The greatest pitch on Earth

Roll up, roll up for the greatest pitch on Earth. This is the opportunity of a lifetime: the marcoms strategy brief for the four years up to and including the London 2012 Olympics.

Oddly, though, agency groups aren’t falling over themselves to turn up to the initial chemistry meetings, taking place about now.

Now why should that be? After all, 9 million spectators and a TV audience of 4 billion-plus in
220 countries isn’t to be sniffed at.

Cursory scrutiny of the brief soon reveals their principal anxiety. Where’s the money? Hard though it may be to grasp, the London Organising Committee of the Olympic and Paralympic Games (Locog), which is in charge of the brief, is expecting the winning agency to do it all for love, or at least glory.

It’s not as if Locog doesn’t have some wealthy backers – for example, the UK government and Mayor of London (with his massive tax receipts). Or, and this is a real rub, that the idea of a marketing budget is entirely alien to the committee. After all, as more than one agency chief has fretted, they were happy enough to blow £400,000 on creating a logo whose only visible achievement has been to create a great deal of notoriety.
But maybe that’s partly the point. Locog had a pretty bruising experience at the hands of the media over the Wolff Olins logo: it’s understandably reluctant to repeat the experience on a wider scale.

It’s not about money
And, by the way, Locog has not said it won’t pay. It’s simply been vague about remuneration. It has, for instance, talked about creating a special marketing services partnership with ‘potential’ Tier 3 sponsorship benefits. There’s even the possibility of the winning agency taking a percentage of any marcoms funding raised. Though this last suggestion, you’ll note, raises as many questions as it answers. Are the agency’s clients expected to stump up?

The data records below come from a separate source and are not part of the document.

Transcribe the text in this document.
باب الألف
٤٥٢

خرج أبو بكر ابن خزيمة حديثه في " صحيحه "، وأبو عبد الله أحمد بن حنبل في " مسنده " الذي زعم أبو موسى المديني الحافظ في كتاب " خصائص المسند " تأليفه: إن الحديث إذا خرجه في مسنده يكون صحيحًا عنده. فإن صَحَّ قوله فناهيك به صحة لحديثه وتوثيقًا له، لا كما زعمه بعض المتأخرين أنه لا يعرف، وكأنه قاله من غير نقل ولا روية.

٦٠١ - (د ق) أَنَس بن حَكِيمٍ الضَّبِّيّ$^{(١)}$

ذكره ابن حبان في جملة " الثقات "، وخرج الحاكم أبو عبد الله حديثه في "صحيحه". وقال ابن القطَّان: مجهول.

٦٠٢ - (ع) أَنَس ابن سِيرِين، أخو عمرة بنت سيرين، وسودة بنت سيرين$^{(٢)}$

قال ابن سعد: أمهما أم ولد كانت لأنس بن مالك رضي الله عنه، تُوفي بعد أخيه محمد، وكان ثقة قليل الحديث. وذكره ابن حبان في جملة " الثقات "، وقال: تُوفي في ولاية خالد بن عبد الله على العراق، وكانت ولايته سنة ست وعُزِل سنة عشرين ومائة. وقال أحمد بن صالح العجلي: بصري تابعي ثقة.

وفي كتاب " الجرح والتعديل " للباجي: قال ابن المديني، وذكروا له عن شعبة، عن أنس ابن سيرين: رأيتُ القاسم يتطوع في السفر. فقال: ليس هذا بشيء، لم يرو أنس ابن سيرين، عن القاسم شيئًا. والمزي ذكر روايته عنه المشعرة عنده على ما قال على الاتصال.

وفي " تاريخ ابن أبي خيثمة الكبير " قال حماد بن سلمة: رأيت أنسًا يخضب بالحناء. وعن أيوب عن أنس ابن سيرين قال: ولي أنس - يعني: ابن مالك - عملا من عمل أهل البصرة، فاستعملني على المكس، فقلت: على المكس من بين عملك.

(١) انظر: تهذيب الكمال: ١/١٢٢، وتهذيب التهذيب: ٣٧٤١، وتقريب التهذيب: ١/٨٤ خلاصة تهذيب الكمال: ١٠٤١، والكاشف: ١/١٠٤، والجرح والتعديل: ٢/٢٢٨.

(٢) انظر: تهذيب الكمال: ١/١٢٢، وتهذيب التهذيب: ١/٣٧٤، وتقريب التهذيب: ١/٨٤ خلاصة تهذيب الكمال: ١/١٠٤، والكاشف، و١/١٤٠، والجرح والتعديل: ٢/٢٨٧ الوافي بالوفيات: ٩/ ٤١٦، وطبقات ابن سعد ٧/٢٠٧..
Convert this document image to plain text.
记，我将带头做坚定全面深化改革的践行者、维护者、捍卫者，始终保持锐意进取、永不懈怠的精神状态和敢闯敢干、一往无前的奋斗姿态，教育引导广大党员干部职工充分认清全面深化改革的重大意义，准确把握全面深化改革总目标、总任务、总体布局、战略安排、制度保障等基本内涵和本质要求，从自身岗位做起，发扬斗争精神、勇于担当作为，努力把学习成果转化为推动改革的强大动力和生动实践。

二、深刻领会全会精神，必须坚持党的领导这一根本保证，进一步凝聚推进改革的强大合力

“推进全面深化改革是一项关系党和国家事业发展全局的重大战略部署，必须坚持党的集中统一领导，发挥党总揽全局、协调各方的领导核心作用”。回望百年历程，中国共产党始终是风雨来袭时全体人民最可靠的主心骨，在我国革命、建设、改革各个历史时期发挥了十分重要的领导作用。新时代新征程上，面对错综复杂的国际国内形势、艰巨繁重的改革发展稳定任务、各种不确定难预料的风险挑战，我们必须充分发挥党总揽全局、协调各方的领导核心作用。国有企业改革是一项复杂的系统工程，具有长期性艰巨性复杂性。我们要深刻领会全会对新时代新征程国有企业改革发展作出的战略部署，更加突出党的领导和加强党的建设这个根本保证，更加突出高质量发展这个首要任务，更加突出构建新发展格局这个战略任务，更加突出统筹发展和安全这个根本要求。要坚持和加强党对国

So if not money in any great quantity, what benefits can you expect to secure if you win the pitch?

Well, as the brief somewhat archly points out, here is an opportunity to showcase a four-year long truly integrated marketing/communications strategy under the most trying circumstances imaginable. A case study to beat all case studies. And all, of course, in the service of your country’s greatest ever project.

There simply is no precedent for this kind of pro bono activity. The Dome? That had a fairly generous budget and was of relatively short duration. Political advertising? That’s normally run by a few agency enthusiasts, and requires little intensive activity outside election time.

The Olympiad, by contrast, is a four-year haul which will require massive, full-on commitment from the agency during the whole of that time. There will be difficulties right from the start.

Winning the marathon
At the heart of the brief is an inherent contradiction. On the one hand, 2012 must – in that politically correct, inclusive way – be ‘Everyone’s Games’. On the other, the Games have to focus overwhelmingly on getting young people involved in sport, because that was the defining criterion of our successful Olympics bid.

Then, too, Locog has set an ambitious ‘step-change’ agenda for these Olympics in promising that they will be the ‘first truly digital Games’.

Good luck, as well, in juggling the notoriously fickle UK media. Four years is an awfully long time to keep them interested in the project. And, if you’re really unfortunate, they’ll fill the longueurs with the odd ‘disaster’ story. While we’re on the subject of the logo, whatever is the winning agency going to do with that less-than-lustrous debut to Olympics branding activity?

So, some suitably Olympic challenges for 2012’s prospective agency. But neither these nor the lack of ready cash are what will most prey on agency chiefs’ minds. The single Olympic event that this brief most resembles is the marathon. The sheer strain and disruption of covering the course will put many off from contending in the first place.